2. Stir pineapple preserves in a small saucepan over low heat until it can be poured easily when scooped up with a spoon. Remove from heat and set aside.

3. Push the mashed bananas through a sieve or blend for a few seconds to get rid of lumps -- they should be fairly smooth.

4. Sift the flour, baking soda, baking powder, salt and sugar in a large bowl and mix.

5. In a separate, smaller bowl whisk together the oil, rice/soy milk, vanilla, almond extract and mashed banana.

6. Create a well in the dry ingredients and fold in wet ingredients, mixing just to combine -- don't over mix (very small lumps are okay)

7. Fill liners 2/3 full with mixture.

8. Top the batter of each cupcake with 1 teaspoon of the melted preserves

9. Top that with 1 teaspoon of the chopped dark chocolate

10. With a small knife, carefully stir each cupcake 2 or 3 times to swirl in the preserves and chocolate.

11. Bake 22 minutes or until knife inserted in cupcake comes out clean.

12. Let completely cool before frosting.

*Makes about one dozen cupcakes.
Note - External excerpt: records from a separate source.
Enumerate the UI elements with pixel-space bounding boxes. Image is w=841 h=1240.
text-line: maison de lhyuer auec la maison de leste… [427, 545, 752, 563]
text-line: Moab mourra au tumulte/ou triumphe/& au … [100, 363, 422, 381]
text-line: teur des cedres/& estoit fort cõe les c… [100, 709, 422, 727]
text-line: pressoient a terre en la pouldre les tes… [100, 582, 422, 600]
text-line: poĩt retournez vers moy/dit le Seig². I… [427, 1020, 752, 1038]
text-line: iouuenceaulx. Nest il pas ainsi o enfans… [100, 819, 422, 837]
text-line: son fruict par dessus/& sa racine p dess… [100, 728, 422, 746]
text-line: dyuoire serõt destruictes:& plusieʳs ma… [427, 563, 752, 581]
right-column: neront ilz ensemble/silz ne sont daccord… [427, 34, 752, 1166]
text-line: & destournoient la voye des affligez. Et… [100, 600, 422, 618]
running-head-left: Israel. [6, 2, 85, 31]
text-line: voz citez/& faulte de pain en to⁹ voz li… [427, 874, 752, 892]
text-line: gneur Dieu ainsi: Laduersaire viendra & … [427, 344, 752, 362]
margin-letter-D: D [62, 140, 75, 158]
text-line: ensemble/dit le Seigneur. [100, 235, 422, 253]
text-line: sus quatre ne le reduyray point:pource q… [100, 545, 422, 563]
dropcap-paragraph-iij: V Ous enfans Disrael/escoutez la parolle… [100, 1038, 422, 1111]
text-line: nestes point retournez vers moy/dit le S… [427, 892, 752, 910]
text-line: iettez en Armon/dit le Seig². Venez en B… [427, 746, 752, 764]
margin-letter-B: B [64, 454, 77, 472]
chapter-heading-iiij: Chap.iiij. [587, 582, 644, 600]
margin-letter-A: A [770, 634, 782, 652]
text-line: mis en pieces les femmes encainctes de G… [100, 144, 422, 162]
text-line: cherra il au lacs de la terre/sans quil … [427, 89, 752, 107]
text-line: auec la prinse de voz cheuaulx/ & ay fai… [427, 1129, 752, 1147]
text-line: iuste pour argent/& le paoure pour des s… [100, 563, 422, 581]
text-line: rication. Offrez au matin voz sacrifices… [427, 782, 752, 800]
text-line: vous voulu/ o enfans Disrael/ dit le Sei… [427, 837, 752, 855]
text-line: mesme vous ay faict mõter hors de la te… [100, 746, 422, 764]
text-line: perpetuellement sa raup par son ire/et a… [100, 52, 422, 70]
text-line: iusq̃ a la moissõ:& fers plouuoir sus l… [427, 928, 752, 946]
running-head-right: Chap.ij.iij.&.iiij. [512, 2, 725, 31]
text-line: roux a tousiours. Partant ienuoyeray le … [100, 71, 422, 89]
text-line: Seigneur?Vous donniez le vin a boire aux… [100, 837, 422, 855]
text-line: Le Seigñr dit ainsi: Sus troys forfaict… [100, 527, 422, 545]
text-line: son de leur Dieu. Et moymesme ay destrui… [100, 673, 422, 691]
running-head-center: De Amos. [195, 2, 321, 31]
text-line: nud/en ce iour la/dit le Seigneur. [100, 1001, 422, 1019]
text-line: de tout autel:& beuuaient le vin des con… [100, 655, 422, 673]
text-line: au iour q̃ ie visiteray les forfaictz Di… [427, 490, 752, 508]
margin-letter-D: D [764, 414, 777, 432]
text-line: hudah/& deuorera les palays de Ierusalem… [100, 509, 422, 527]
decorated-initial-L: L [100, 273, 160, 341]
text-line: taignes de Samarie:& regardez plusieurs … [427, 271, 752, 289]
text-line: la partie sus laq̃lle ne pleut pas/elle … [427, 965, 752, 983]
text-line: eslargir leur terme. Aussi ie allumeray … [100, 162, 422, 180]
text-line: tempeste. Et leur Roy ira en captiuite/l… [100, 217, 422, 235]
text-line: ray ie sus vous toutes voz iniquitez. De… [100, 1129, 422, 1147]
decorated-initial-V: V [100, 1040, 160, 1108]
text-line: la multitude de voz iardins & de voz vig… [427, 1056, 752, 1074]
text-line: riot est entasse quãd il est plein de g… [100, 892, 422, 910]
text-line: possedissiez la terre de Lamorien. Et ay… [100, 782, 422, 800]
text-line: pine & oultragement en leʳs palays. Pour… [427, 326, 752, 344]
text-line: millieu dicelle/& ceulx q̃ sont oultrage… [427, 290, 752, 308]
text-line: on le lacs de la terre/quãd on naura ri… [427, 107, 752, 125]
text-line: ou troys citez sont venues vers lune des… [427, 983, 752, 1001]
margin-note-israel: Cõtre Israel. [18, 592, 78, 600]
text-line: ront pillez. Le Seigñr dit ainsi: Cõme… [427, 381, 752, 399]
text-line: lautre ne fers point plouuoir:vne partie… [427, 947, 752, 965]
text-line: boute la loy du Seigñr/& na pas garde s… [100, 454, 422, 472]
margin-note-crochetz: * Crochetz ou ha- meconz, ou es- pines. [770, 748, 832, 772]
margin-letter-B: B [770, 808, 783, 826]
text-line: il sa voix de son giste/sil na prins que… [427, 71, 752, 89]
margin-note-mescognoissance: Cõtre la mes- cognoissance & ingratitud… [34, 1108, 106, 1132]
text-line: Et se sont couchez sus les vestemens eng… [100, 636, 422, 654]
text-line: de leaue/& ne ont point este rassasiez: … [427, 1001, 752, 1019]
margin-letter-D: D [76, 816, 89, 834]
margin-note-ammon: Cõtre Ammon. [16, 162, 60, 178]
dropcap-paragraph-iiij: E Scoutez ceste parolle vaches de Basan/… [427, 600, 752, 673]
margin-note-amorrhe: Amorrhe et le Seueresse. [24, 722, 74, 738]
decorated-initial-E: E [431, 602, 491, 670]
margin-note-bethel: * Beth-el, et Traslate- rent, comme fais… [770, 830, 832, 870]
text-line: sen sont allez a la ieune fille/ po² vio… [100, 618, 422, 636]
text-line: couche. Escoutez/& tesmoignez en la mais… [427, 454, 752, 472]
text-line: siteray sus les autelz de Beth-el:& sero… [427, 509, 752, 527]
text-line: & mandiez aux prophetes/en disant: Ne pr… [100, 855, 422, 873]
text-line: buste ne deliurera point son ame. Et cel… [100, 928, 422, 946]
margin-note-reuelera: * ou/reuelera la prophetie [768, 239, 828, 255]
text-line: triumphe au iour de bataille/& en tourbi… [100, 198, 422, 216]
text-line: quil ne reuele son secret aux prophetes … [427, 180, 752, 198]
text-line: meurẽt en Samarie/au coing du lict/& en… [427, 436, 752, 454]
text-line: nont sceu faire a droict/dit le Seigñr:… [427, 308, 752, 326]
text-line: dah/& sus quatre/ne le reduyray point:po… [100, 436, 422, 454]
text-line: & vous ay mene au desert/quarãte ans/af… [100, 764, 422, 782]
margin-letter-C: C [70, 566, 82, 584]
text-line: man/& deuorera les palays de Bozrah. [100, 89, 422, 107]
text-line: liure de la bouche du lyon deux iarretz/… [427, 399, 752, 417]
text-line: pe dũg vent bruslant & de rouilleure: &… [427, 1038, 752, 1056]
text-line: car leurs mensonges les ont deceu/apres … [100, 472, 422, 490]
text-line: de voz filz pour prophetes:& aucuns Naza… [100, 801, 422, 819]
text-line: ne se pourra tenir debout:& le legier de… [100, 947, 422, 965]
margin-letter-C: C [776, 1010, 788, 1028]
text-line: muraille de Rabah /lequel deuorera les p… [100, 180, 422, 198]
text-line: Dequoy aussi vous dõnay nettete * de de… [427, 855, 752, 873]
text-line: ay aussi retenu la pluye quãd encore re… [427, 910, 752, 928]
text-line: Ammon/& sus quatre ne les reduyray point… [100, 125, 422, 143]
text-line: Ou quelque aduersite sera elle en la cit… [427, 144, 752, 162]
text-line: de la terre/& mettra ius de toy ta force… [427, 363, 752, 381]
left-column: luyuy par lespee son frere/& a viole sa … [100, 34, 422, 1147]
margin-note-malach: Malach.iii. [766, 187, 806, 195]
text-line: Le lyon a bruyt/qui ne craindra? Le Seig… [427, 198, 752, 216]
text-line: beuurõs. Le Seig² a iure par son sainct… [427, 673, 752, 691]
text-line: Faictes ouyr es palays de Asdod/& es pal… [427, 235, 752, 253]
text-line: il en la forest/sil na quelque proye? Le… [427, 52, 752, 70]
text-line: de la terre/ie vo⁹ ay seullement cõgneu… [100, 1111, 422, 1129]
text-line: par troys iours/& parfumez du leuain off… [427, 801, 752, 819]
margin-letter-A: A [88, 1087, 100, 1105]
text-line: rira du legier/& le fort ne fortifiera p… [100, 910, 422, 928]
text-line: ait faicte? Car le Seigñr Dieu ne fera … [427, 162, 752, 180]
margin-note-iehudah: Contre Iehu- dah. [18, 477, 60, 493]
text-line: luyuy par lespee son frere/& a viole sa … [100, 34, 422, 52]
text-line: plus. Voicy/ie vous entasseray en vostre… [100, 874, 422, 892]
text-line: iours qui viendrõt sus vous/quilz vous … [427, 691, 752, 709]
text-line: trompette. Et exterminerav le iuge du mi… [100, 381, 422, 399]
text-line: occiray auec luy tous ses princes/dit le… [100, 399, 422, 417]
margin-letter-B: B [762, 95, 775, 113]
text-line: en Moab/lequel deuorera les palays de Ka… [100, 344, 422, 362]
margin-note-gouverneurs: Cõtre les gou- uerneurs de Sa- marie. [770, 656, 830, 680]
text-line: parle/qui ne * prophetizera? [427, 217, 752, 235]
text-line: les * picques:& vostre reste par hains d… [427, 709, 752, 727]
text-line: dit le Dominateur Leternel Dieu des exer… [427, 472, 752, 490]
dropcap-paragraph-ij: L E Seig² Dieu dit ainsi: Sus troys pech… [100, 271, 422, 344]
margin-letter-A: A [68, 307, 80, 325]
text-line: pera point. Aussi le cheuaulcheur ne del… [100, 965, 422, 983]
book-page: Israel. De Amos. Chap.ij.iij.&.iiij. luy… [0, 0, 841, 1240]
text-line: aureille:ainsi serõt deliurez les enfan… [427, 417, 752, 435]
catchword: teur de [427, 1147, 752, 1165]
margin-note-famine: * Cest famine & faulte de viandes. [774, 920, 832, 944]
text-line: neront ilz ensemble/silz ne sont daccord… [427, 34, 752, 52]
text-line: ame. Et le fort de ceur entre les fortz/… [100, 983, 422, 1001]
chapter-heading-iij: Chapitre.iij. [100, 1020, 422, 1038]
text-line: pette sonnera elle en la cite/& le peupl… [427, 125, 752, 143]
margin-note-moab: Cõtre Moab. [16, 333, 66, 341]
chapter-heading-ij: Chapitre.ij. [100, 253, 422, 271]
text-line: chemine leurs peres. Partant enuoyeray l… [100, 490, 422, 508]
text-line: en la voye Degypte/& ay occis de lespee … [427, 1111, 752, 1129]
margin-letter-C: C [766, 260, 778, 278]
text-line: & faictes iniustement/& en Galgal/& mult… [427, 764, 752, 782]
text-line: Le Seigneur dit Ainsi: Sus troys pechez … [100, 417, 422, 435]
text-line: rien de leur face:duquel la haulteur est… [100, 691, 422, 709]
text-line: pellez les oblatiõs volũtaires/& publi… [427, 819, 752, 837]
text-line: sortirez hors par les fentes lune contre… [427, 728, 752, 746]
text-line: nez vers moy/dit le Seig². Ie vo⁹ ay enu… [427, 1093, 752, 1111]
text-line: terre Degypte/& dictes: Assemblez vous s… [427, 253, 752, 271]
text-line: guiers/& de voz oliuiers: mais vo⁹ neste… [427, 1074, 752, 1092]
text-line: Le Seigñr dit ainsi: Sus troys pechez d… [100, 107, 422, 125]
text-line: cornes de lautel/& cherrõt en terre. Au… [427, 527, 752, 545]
Feel free to double the recipe to make more for your next gathering.


~ 1/4 cup margarine (non-hydrogenated/vegan), softened

~ 2 tablespoons of 'Earth Balance' margarine/shortening

~ 1/3 cup creamy peanut butter

~ 1 tablespoon molasses

~ 1 1/2 teaspoons vanilla extract

~ 1 1/4 powdered sugar, sifted

~ 1 to 2 tablespoons rice milk or soy milk


1. With electric mixer (hand held is fine) cream together 1/4 cup margarine and the 2 tablespoons shortening/margarine at medium speed until smooth.

2. Add peanut butter, molasses and vanilla -- beat until very smooth, 2 to 3 minutes.

3. Beat in powdered sugar, mixture will be very stiff.

4. Dribble in rice or soy milk a little at a time, beating continuously until frosting is a pale tan and very fluffy.

5. Adjust the thickness of the frosting by adding more rice/soy milk or more powdered sugar.

6. Garnish frosted cupcakes with chopped nuts, chopped dark chocolate and/or banana slices if desired.

Last step -- ENJOY!

1 comment:

  1. OMG I am soooooooooooooo making those, yummers!